Die Wartezeit auf meine Rückholer verbrachte ich damit, einmal zum Ufer des auf der anderen Straßenseite liegenden Lac de Serre Ponçon zu marschieren. Die anfängliche Idee ein erfrischendes Bad zu nehmen verwarf ich schnell wieder, nachdem ich die Temperatur des Sees gefühlt hatte. Bei dem Sonnenschein hatte ich wohl vergessen, dass es erst Anfang April war, und dass der See vom Wasser der Schneeschmelze in den Bergen gespeist wird.
Zurück beim Flugzeug wurde ich von einem französischen Gleitschirmflieger abgefangen. Er hatte am Straßenrand geparkt und fragte ob ich Hilfe bräuchte. Die konnte ich dankend ablehnen da meine Rückholer ja schon auf dem Weg waren. Nach kurzem Smalltalk über die Schönheit der Alpen und ihre guten thermischen Bedingungen führ er dann weiter.
Keine fünf Minuten später hielt erneut ein Auto am Straßenrand. Eine Frau kam grinsend auf mich zu. Nachdem ich auch ihr Hilfsangebot dankend ablehnen konnte, fragte sie mich danach wo ich denn gestartet sei. Als sie den Namen Saint Auban hörte, begann sie ganz aufgeregt an in schnellem Französisch zu erzählen. Davon habe ich natürlich kein Wort verstanden. Im zweiten Anlauf auf Englisch erfuhr ich zumindest soviel, dass ihr Mann Fluglehrer und Schlepppilot in Saint Auban sei.
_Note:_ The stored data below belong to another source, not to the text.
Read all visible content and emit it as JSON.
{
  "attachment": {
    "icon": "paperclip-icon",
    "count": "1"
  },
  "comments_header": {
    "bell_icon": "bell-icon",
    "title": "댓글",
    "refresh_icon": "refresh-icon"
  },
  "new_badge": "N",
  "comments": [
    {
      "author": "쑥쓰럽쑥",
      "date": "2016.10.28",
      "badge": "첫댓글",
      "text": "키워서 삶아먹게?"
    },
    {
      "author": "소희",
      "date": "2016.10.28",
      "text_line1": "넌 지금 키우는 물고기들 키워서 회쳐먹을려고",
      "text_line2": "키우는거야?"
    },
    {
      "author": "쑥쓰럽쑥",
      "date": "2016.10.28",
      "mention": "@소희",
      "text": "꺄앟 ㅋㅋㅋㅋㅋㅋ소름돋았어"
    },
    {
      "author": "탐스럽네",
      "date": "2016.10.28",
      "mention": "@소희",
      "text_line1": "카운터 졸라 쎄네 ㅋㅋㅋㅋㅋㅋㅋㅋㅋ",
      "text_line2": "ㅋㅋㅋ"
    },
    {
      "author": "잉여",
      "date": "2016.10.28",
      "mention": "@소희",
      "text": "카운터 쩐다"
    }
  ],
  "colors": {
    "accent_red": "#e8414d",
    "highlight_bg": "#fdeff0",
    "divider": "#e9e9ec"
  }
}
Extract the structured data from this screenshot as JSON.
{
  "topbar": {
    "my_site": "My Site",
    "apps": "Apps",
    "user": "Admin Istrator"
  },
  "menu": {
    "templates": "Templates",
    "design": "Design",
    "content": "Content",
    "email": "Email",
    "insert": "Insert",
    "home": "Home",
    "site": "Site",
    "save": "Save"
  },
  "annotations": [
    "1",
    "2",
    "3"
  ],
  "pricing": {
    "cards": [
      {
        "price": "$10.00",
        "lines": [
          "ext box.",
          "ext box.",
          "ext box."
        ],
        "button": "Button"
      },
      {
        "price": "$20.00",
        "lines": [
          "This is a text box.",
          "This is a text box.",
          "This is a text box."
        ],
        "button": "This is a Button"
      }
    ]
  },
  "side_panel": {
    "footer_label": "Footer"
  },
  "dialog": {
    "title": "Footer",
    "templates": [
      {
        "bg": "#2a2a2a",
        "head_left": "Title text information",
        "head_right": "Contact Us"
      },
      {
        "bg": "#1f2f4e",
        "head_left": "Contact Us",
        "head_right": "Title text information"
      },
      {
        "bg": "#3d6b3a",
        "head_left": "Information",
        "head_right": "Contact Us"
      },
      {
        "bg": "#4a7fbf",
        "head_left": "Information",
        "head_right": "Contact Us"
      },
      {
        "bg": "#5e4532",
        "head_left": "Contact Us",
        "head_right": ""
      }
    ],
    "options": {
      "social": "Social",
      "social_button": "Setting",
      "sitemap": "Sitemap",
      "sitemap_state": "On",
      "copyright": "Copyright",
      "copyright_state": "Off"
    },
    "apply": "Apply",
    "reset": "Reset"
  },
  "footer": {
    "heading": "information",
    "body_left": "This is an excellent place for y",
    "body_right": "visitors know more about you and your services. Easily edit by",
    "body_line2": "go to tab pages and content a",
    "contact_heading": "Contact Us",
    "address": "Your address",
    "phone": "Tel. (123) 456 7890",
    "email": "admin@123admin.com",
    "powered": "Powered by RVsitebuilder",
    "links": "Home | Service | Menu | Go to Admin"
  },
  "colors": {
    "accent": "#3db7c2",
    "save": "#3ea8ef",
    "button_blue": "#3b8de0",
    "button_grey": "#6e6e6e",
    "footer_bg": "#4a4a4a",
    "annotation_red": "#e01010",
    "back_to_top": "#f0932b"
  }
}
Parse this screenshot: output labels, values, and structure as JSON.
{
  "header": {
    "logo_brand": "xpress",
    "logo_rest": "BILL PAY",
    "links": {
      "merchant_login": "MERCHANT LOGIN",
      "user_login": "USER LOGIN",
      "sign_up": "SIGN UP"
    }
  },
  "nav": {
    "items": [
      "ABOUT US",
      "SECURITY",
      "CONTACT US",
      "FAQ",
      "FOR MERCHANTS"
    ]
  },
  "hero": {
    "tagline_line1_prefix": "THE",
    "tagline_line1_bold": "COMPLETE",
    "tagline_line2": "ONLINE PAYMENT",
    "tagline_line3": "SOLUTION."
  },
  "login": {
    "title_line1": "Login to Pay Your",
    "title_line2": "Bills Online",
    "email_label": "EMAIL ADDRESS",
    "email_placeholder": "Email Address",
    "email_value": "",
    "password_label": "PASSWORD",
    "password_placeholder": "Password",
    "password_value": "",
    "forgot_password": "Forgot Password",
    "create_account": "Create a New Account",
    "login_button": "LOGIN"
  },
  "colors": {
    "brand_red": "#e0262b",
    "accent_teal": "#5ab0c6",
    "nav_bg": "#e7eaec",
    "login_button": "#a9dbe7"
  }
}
Anscheinend ist die Welt auch in Frankreich klein.
Der Rest der Geschichte ist eigentlich schnell erzählt. Meine beiden Rückholerinnen kamen kurze Zeit später und freuten sich, dass sie meine Landewiese dank des Navi schnell und auf dem kürzestem Weg (der über diverse enge Pässe und durch schmale Ortsdurchfahrten führte) gefunden hatten.
Glücklicherweise kamen wir noch rechtzeitig zum Essen wieder am Flugplatz in Saint Auban und konnten den Tag in geselliger Runde ausklingen lassen.